After evaluation by its National Historic Preservation Act advisers for historic landscape architecture and archeology, the NPS proposes a determination of No Adverse Effect for the proposed patio. With a rise of only 1 1/2 inches above existing grade, a location in the rear yard of the main house (with views of it from the yard limited by existing trees and other vegetation and by the kitchen), and a gray/earth-tone surface, the patio would not be visible from nearly all of the property, excepting from the rear (east) windows of the main house, the west windows of the kitchen, and from short distances in the rear yard. The patio would not require walls, fences, roofs, or other structures, nor above-ground or buried utilities or drainage features. The patio would necessitate minimal excavation, to the 6-6 ½-inch depths described above. It would not attach physically to either the existing manor house, kitchen, or other structure.

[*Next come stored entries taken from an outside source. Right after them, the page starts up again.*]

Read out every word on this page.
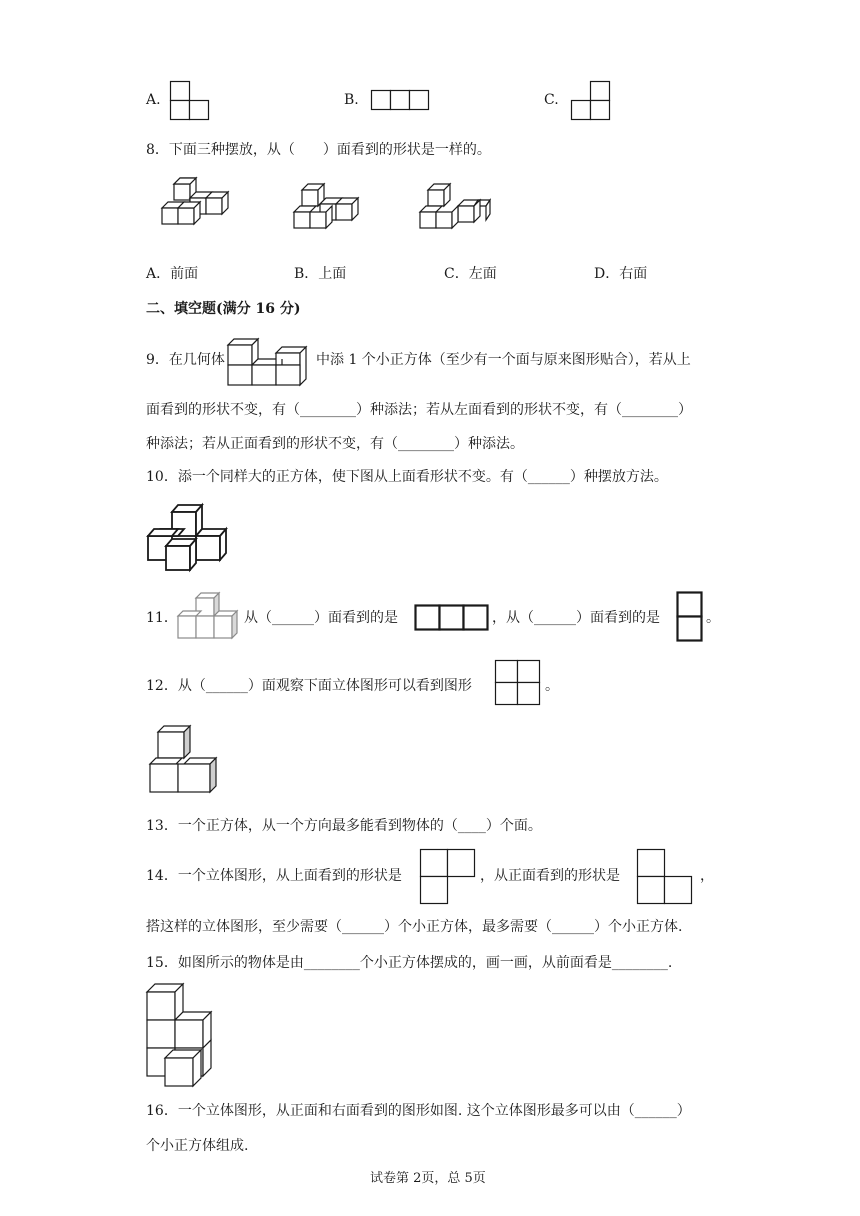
A.	B.	C.
8．下面三种摆放，从（　　）面看到的形状是一样的。
A．前面	B．上面	C．左面	D．右面
二、填空题(满分 16 分)
9．在几何体	中添 1 个小正方体（至少有一个面与原来图形贴合），若从上
面看到的形状不变，有（________）种添法；若从左面看到的形状不变，有（________）
种添法；若从正面看到的形状不变，有（________）种添法。
10．添一个同样大的正方体，使下图从上面看形状不变。有（______）种摆放方法。
11．	从（______）面看到的是	，从（______）面看到的是	。
12．从（______）面观察下面立体图形可以看到图形	。
13．一个正方体，从一个方向最多能看到物体的（____）个面。
14．一个立体图形，从上面看到的形状是	，从正面看到的形状是	，
搭这样的立体图形，至少需要（______）个小正方体，最多需要（______）个小正方体.
15．如图所示的物体是由________个小正方体摆成的，画一画，从前面看是________.
16．一个立体图形，从正面和右面看到的图形如图. 这个立体图形最多可以由（______）
个小正方体组成.
试卷第 2页，总 5页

Comment may be offered on the information in the packet and on the proposed NPS response via the postal address listed with the attached information-packet, the telephone-contact given below, or by clicking the "Document List" link at upper left, then clicking on the document itself.
Manager of Easements
The National Park Service (NPS) invites review of and comment on its proposed determination of No Adverse Effect to Historic Properties by (and thus its proposed approval of) a project planned and to be funded and implemented by the owners of a property in the Green Springs National Historic Landmark District, Louisa County, Virginia: installation of a slate-surfaced, brick-bordered patio measuring 27 x 30 feet in area, raised from the existing grade 1 1/2 inches, and situated in the rear (east) yard of the main house there. The patio surface would have a slight pitch for drainage.